If the latter, then this should work
awk -F, '{arr[$2]++; if (FILENAME != prevfile) {c++; prevfile = FILENAME}} END {for (i in arr) {if (arr[i] == c) {print i}}}' file*.csv
Broken out on multiple lines:
awk -F, '{
arr[$2]++;
if (FILENAME != prevfile) {
c++;
prevfile = FILENAME
}
}
END {
for (i in arr) {
if (arr[i] >= c) {
print i
}
}
}' file*.csv
Explanation:
increment the count of the number of times a field 2 value occurs
if the filename changes, increment the count of files (the first file changes from a null string to its filename and the count increments from 0 to 1)
save the current filename
once all the counting is done, iterate of the array by its keys
if the count contained in the array is greater than or equal to the number of files, then the field 2 value appeared in all the files (by checking for >= instead of == this will work in case a value appears more than once in a single file)
so print the key (which is a field 2 value)

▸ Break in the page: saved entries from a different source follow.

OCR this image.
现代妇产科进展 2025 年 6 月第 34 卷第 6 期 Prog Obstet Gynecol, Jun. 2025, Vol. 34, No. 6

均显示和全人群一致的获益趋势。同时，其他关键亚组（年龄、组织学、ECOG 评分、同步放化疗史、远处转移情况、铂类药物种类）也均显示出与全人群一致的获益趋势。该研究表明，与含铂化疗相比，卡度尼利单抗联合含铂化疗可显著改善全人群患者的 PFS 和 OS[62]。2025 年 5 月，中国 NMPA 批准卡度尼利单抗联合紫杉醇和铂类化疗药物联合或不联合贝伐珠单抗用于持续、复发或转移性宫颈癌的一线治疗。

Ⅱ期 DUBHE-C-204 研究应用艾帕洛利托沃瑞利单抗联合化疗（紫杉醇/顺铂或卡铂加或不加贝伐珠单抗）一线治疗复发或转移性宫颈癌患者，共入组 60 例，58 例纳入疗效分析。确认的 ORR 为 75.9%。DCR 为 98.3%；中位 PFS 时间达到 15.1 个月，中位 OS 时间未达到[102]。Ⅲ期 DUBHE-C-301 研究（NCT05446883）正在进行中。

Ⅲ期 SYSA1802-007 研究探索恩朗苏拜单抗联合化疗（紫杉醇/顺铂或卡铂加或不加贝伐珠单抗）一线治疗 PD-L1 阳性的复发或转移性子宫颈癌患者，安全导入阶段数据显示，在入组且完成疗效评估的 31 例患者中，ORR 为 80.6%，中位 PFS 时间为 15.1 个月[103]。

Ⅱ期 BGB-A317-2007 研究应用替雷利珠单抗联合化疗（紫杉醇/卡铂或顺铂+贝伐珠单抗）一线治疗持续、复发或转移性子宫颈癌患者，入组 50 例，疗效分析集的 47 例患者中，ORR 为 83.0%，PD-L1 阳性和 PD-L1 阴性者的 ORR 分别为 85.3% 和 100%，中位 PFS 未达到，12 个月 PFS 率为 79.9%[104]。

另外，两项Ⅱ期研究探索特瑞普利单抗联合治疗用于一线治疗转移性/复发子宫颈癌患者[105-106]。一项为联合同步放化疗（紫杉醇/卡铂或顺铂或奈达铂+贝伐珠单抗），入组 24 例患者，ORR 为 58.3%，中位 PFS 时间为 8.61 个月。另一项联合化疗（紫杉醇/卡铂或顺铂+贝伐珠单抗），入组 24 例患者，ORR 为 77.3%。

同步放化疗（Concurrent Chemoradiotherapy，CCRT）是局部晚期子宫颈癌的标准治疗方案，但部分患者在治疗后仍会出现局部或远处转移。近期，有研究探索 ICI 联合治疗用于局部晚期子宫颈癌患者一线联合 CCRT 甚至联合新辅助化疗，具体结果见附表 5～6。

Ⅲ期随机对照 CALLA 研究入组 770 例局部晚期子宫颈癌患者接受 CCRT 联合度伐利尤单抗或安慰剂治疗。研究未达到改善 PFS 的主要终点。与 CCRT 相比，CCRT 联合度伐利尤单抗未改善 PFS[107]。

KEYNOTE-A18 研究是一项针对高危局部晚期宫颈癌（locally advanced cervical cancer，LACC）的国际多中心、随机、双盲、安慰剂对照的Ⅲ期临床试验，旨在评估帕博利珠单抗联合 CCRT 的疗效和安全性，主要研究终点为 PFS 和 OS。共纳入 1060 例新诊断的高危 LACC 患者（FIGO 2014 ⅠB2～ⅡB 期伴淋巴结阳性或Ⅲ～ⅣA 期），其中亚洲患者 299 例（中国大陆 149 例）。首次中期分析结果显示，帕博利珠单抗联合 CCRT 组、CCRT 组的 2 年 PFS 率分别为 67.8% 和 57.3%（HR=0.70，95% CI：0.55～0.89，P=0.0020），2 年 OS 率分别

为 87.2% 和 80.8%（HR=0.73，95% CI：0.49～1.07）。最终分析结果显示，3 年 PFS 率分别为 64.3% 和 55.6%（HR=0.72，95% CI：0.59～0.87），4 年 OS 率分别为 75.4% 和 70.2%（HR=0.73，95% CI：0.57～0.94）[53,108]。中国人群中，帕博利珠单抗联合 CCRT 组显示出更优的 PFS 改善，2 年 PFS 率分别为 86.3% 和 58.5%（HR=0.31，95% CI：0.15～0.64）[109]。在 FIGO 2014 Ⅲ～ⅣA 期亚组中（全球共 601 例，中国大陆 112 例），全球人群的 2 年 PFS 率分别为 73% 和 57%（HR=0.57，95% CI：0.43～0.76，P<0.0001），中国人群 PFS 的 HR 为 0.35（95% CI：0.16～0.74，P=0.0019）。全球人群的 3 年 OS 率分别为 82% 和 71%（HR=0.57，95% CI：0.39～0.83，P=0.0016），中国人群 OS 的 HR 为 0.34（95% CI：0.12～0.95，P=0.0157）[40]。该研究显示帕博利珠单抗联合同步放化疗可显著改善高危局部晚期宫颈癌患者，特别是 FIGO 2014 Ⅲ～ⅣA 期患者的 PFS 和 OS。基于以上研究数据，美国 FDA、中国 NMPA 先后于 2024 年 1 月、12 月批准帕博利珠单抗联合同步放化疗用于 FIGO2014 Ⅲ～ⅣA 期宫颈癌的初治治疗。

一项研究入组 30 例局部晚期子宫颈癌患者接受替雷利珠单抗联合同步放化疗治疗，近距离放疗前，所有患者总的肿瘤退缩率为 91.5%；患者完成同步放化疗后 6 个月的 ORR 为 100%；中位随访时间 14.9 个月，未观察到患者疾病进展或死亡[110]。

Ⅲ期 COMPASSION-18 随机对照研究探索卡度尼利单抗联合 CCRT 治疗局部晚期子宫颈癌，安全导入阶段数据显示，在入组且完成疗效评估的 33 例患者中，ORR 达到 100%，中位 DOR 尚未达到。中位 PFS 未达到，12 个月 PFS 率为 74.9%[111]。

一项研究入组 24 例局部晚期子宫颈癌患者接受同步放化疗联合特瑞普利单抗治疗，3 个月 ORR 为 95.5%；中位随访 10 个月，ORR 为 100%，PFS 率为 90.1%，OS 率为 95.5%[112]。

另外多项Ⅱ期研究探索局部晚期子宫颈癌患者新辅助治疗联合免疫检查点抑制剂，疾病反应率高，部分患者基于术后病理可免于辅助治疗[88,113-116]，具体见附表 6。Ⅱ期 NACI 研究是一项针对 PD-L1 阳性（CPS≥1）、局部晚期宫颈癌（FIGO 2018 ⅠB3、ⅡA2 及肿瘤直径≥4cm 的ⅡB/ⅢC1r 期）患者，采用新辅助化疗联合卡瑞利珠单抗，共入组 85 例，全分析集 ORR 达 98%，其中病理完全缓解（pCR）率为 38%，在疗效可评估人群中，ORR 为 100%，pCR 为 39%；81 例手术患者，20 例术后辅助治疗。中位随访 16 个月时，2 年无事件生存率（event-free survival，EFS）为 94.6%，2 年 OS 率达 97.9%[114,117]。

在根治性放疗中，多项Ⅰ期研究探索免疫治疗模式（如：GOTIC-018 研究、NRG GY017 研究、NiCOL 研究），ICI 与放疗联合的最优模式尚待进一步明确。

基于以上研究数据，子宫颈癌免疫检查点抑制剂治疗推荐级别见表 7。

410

a glob is used to get all the files, but you could list them explicitly
Edit:
Here's a way to print the full matching lines using a two-pass technique. It's a modification of the version above. Make sure to list the files twice.
awk -F, '
FILENAME == first && flag {
exit
}
! first {
first = FILENAME
}
FILENAME != first {
flag = 1
}
{
arr[$2]++;
if (FILENAME != prevfile) {
c++;
prevfile = FILENAME
}
}
END {
# print the matching lines
do {
if ($2 in arr) {
print;
}
} while (getline);
# print the list of words
for (i in arr) {
if (arr[i] >= c) {
print i
}
}
}' file*.csv file*.csv
It depends on the first file in the first group being the same name as the first file in the second group. Using globbing similar to what I've shown will take care of that requirement.
It prints the matching lines (not grouped, though), then it prints the list of words. If you want only one or the other, comment out or remove the loop that you don't want (do/while or for).
If you print only the full lines, you can pipe the output to:
sort -t , -k2,2
to have them grouped.
Piping only the list of words to:
sort
will put them in the same order for easier comparison.
Fun problem.
One way to do it, entirely in Bash, is as follows.
One thing you will need to invoke is join -t ',' -1 2 -2 2 file1 file2 to join on the second column of two files. Before you can join, though, you must sort on the second column.
Do successive joins in a for-loop, because join takes only two files as arguments.
ADDENDUM
Here is a little transcript showing successive joins. You can adapt it fairly easily, I think.
$ cat 1.csv
a,b,c,d
e,f,g,h
i,j,k,l
$ cat 2.csv
7,5,4,3
3,b,s,e
2,f,5,5
$ cat 3.csv
4,5,6,7
0,0,0,0
1,b,4,4
$ join -t ',' -1 2 -2 2 1.csv 2.csv | cut -f 1 -d ',' > temp
$ cat temp
b
f
$ join -t ',' -2 2 temp 3.csv | cut -f 1 -d ','
b
The first join (on the first two files) produces the joined value in the first column of the result. So as you join to file3, file4, file5, etc. You will be using the first column of the result you are generating, which is why you only need the -2 option. To keep things very efficient, always cut out all but the first column each time you do the join.